When I wrote a piece comparing Taijuan Walker and Dylan Bundy, I suggested Walker had the higher ceiling if he maxed out his skill set. In September, I witnessed Walker maintain 94-96 mph in a Southern League Playoff game when most young pitchers would be gassed and ready to rest up before instructs. If Taijuan Walker is so awesome, then how did he fall in my lap with the 10th pick in a mock prospect draft which will eventually run at faketeams.com?

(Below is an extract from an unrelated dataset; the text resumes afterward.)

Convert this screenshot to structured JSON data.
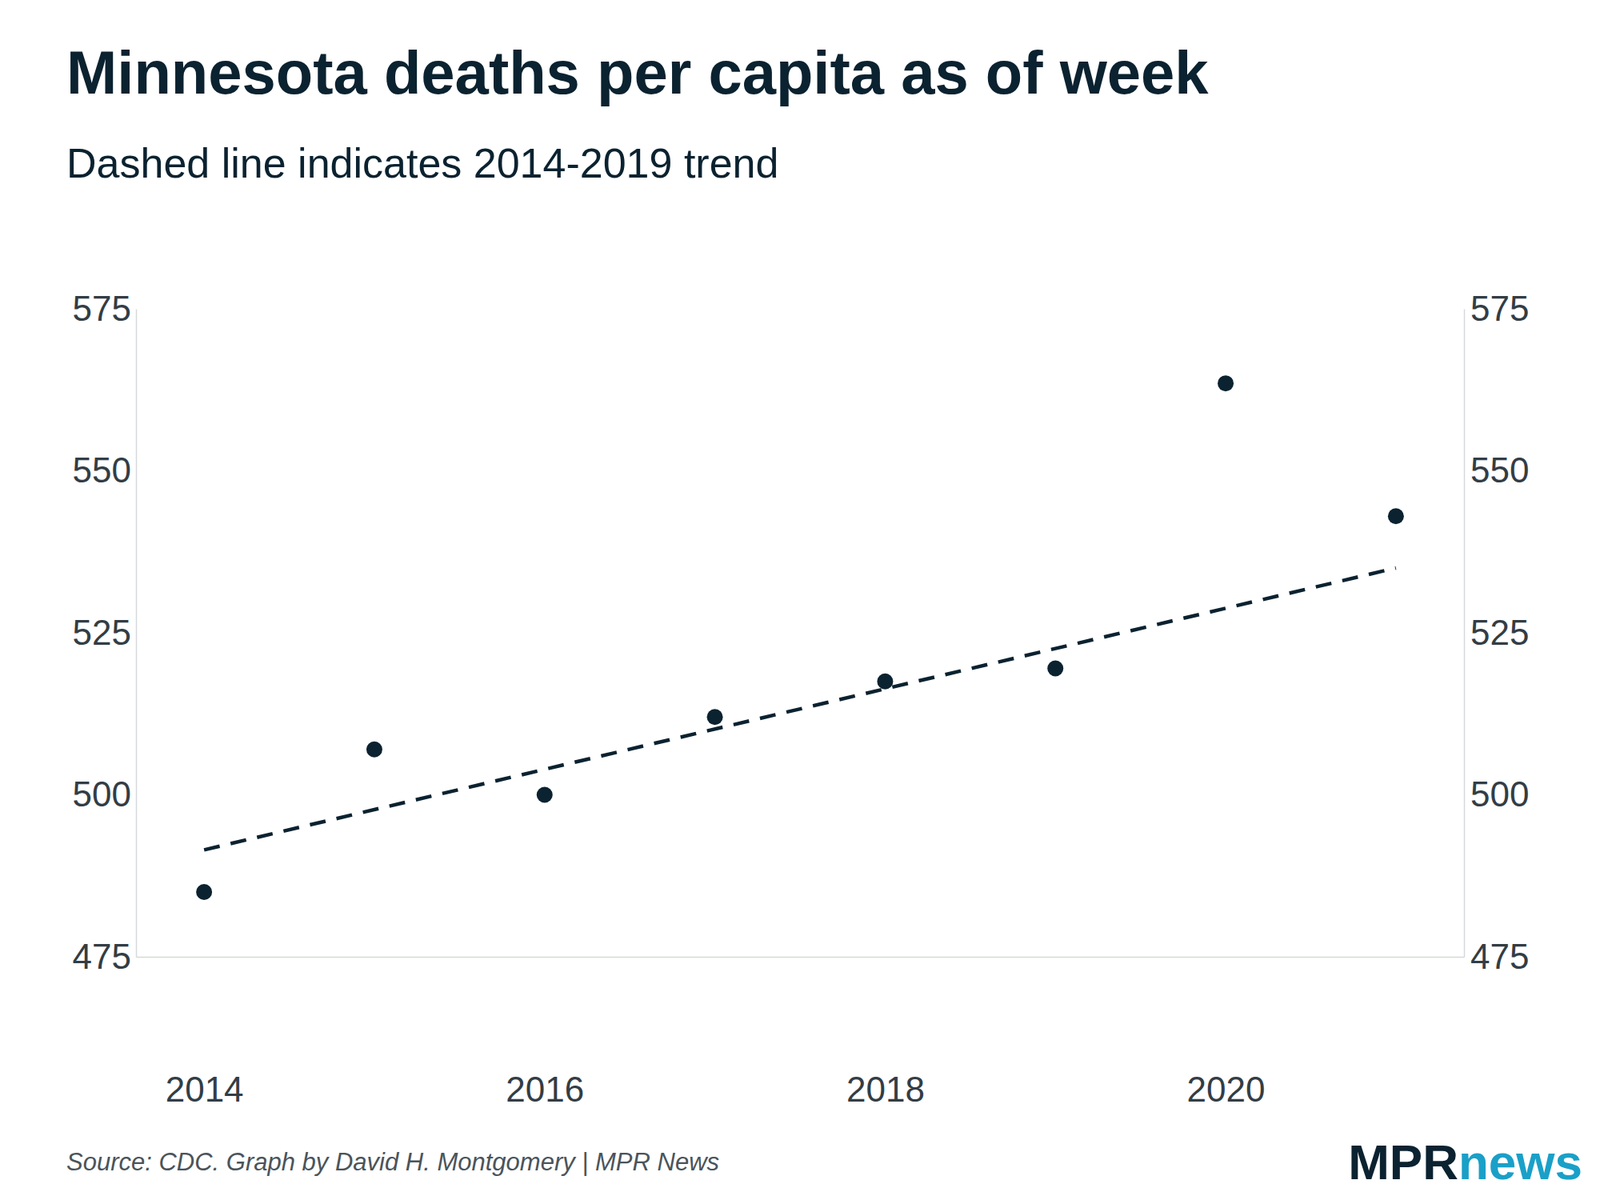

If you asked me to tier starting pitching prospects right now, it would look like this:
> Taijuan Walker
> Everybody Else
Maybe Zack Wheeler, Gerrit Cole and Shelby Miller lead the “everybody else” list, but I cringe at the thought of fantasy owners thinking Jameson Taillon and Taijuan Walker have close to equivalent value because one is the 5th best prospect and another is the 10th. If I needed to point to one example of why Top-100 lists are seriously flawed, this would be it.
As for Walker, his 4.04 FIP in Double-A has been picked apart to the point where he has been devalued as a prospect to some extent because he didn’t dominate the level of competition. I have no idea why Walker collapsed in June, but I do know the chatter has been overblown — Especially when he’s only 19.
Let’s put Walker’s 4.04 FIP into perspective.
Dylan Bundy is three months younger than Taijuan Walker and posted a 3.86 FIP in Double-A. He’s still considered the best pitching prospect in baseball by a wide margin.
Zack Wheeler was three months older than Walker when he debuted — In Single-A. He posted a 3.11 FIP. I saw Wheeler twice that year. The raw stuff was similar to Walker, but the refinement and consistency was nowhere near that of the Mariners prospect.
Jameson Taillon posted a 3.37 FIP in Single-A at 19. He was three months younger than Walker is now. I saw Taillon too. At the time, he was still under the development thumb of the Pirates and limited to throwing mostly fastballs.
I could keep going, but you get the point. Having seen a number of top pitching prospects, I appreciate the opportunity to see them at the same point in development. From that perspective, Walker is further along at his age than any pitching prospect I’ve ever scouted not named Dylan Bundy. If he repeats Double-A, the numbers are going to spike and this current lull in value will become a minor blip on the radar.